L’adolescence est la 1ère grande mue de la vie humaine. Une peau est quittée, celle du petit enfant. Avec la croissance du corps et des facultés de l’esprit qui l’accompagnent, celle-ci est en effet devenue trop étroite. Mais par quoi va-t-elle être remplacée ? L’adolescence est le temps de l’entre deux. Elle caractérise ce moment délicat où l’ancienne peau se craquèle et tombe, laissant le membre à vif le temps qu’une nouvelle peau se constitue. Or, celle-ci ne se donne pas d’elle-même comme celle de l’enfance, elle est pour la première fois à créer. C’est pourquoi elle met si longtemps à se constituer, sauf si n’y tenant plus on en vient à se greffer la peau d’un autre, c’est-à-dire qu’on cherche à « ressembler à » plutôt que de prendre le temps et faire l’effort de «devenir soi».
Si de l’extérieur les adolescents peuvent sembler assez apathiques – nous avons tous en tête, la caricature de l’adolescent qui dort ou traîne toute la journée, qui ne s’intéresse à rien ou à une seule chose à la fois sur un mode obsessionnel, etc. -, c’est qu’ils sont extrêmement mobilisés intérieurement.

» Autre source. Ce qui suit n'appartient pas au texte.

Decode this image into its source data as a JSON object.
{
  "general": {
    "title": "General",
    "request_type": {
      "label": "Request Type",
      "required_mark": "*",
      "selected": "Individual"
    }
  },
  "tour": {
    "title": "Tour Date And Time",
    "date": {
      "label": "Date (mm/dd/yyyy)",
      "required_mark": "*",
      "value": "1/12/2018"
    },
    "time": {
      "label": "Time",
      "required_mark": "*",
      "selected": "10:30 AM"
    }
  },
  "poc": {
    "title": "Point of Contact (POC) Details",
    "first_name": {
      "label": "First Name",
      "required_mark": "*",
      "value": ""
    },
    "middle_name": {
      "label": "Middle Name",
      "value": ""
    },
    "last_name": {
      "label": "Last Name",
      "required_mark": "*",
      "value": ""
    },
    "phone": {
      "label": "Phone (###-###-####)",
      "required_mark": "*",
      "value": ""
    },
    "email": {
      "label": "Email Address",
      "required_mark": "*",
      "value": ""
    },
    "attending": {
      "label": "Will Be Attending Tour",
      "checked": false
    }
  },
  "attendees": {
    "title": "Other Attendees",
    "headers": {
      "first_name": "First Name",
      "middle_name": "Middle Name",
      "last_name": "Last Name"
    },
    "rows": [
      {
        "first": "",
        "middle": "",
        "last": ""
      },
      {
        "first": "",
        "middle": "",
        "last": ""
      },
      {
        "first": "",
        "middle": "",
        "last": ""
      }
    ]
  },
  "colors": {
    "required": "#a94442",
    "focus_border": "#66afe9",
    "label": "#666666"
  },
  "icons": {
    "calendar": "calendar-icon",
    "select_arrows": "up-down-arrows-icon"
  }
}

Sur le plan physiologique d’une part avec ce que l’on appelle la poussée pubertaire. Mais aussi – et cela est moins souvent évoqué – sur le plan ontologique. L’adolescence marque en effet la première confrontation consciente avec la question « qui suis-je ? » et la première grande étape sur le chemin d’individuation qui mène à soi.
C’est pourquoi l’accompagnement que je propose aux adolescents est en grande partie de nature philosophique. Le plus à même de les aider, me semble t-il, est de leur permettre de prendre conscience de la période extrêmement riche et exigeante qu’ils sont en train de traverser, d’en comprendre les véritables enjeux plutôt que d’en rester à une lecture littérale, en apparence peu réjouissante et peu flatteuse. C’est aussi de les encourager à regarder en face la question « qui suis-je ? » plutôt que de s’en détourner, et à la soutenir plutôt que d’y opposer des réponses toutes faites, de revêtir par facilité des identités empruntées, qui coupent court à la recherche d’expression de leur être vrai.